Still, every few years someone again comes up with the idea to add ochos and pivots to some new fusion. Of course this breaks the fundamental weight transfer of kizomba, and I’d guess that’s the reason why none of these fashions seems to last long: the common kizomba language gets broken, so this tends to create an isolated group of people who only know to dance with each other.

Ironically, tango music and dance have roots in the culture of liberated African slaves in Argentina and Uruguay, many of which were taken from what today is Angola. After a period of erasure, those African roots are recognized today. Roberto Dinzel, an important tango researcher and teacher, describes dissociation as key African heritage:

Firstly we find a fundamental concept. There’s a mechanism of dissociation in tango. That means that what happens in the legs is dissociated from what happens in the torso. This is found in all the dances of African influence that exist in the Americas, like brazilian samba, joropo, cumbia, and uruguayan candombe. The mechanism of dissociation is the only certainty and confirmation of African influence in Tango.

R. Dinzel – Tango, una danza: Esa ansiosa busqueda de la libertad, p.10
(my translation and highlight)

Unfortunately, intriguing as this sounds, I never heard of tango-kizomba fusions exploring this common heritage; they typically seem to focus just on reusing moves of one into the other.2

Why the focus on saida?

Just because it’s one of very few combos that everyone recognizes and teaches. But it’s good to remember that saida is just a teaching aid, and that dancers are supposed to break it down into simpler moves during social dancing, instead of repeating it as a block. Kizomba gives you the freedom to change at every step, so it would be a pity to fall into the trap of combos!

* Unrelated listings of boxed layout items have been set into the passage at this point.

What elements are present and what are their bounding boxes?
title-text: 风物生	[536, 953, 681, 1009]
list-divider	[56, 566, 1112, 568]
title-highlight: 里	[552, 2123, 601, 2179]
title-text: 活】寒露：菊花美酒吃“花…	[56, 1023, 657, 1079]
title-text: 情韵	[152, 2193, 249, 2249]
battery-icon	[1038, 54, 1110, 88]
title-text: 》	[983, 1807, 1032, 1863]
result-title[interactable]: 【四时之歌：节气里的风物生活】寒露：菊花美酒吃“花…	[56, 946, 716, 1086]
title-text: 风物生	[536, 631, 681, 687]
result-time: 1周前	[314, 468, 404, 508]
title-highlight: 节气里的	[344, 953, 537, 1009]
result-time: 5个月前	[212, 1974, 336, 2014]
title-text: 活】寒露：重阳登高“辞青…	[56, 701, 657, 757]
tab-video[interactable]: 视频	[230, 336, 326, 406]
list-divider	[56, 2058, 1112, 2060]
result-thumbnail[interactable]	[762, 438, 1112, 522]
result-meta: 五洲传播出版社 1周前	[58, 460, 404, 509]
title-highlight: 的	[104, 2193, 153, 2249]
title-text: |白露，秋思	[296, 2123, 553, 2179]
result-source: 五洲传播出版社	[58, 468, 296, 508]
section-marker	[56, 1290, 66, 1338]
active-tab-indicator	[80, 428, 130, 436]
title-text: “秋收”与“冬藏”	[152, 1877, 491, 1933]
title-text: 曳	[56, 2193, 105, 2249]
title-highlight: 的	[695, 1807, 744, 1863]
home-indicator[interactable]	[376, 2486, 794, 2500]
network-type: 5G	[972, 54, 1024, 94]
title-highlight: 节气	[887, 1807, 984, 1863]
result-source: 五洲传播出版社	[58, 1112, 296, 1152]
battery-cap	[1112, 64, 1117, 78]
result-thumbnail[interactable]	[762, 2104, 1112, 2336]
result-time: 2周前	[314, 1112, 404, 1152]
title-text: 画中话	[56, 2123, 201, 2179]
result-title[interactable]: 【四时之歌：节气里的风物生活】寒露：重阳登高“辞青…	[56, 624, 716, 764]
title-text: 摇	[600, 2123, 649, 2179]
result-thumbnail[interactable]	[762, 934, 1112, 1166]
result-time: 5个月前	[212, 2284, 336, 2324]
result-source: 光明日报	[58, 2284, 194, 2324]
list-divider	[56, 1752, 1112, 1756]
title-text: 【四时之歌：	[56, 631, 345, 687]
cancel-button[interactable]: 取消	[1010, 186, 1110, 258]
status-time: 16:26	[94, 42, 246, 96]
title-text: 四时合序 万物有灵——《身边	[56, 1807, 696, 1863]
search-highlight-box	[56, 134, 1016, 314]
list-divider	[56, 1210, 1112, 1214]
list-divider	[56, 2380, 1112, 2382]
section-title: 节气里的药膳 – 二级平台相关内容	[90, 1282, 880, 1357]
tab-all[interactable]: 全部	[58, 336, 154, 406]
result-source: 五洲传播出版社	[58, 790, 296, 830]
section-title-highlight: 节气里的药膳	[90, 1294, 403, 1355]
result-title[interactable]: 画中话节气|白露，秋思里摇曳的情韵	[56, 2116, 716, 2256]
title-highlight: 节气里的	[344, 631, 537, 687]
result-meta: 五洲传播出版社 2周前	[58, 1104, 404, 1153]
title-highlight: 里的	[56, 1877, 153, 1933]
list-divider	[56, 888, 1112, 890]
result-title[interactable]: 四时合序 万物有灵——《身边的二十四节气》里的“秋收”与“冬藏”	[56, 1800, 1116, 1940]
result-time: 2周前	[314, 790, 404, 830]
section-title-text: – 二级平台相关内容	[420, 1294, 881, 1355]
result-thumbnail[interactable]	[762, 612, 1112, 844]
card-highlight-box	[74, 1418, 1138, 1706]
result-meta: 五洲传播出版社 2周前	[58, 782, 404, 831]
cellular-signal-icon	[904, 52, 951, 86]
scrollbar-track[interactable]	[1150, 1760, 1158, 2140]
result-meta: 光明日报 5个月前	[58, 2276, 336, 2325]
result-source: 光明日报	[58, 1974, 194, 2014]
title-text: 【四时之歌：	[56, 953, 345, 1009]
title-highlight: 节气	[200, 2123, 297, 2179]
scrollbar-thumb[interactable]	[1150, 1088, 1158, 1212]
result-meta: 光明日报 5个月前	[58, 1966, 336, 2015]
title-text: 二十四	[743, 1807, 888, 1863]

So, is there dissociation in real kizomba?

Check it in Part II … This is the long version after all 😉


Big thank you to Adilson Maiza and Gabriel Cabinda for reviewing this looong article – and to the other many friends who reviewed the initial drafts!


  1. To be very clear, this not exclusive of kizomba teachers. I’ve seen similar situations with teachers of European/ized styles like urban kiz and fusions: ignoring dissociation in their explanations or even somehow turning it into an elbow movement. ↩︎
  2. It’s ironic how in tango the African roots were suppressed, while in the European kizomba derivatives those African roots are celebrated… though frequently reduced to a superficial marketing ploy. See the abundance of festivals that sport African (and even specifically Angolan) motives and dress codes, but little to no actual African (much less Angolan) dancing or music. ↩︎
One thought on “Dissociation Dilemma, part I: just Westerners? Or do Angolans use it?”
  1. What is clear is those ”teachers” didn’t know what they were talking about. You see ”dissociation” all the time especially when Angolans dance Semba. If they thought it should be avoided fine but to say its ”none african” (or specifically Angolan) is just simply ignorance. Dissociation is found in Candombe (Origin of Milonga and Tango) that was danced by enslaved Angolans in Rio de la plata (Border between Argentina and Uruguay), and is found as said when angolans dance today. Just plain ignorance from those teachers.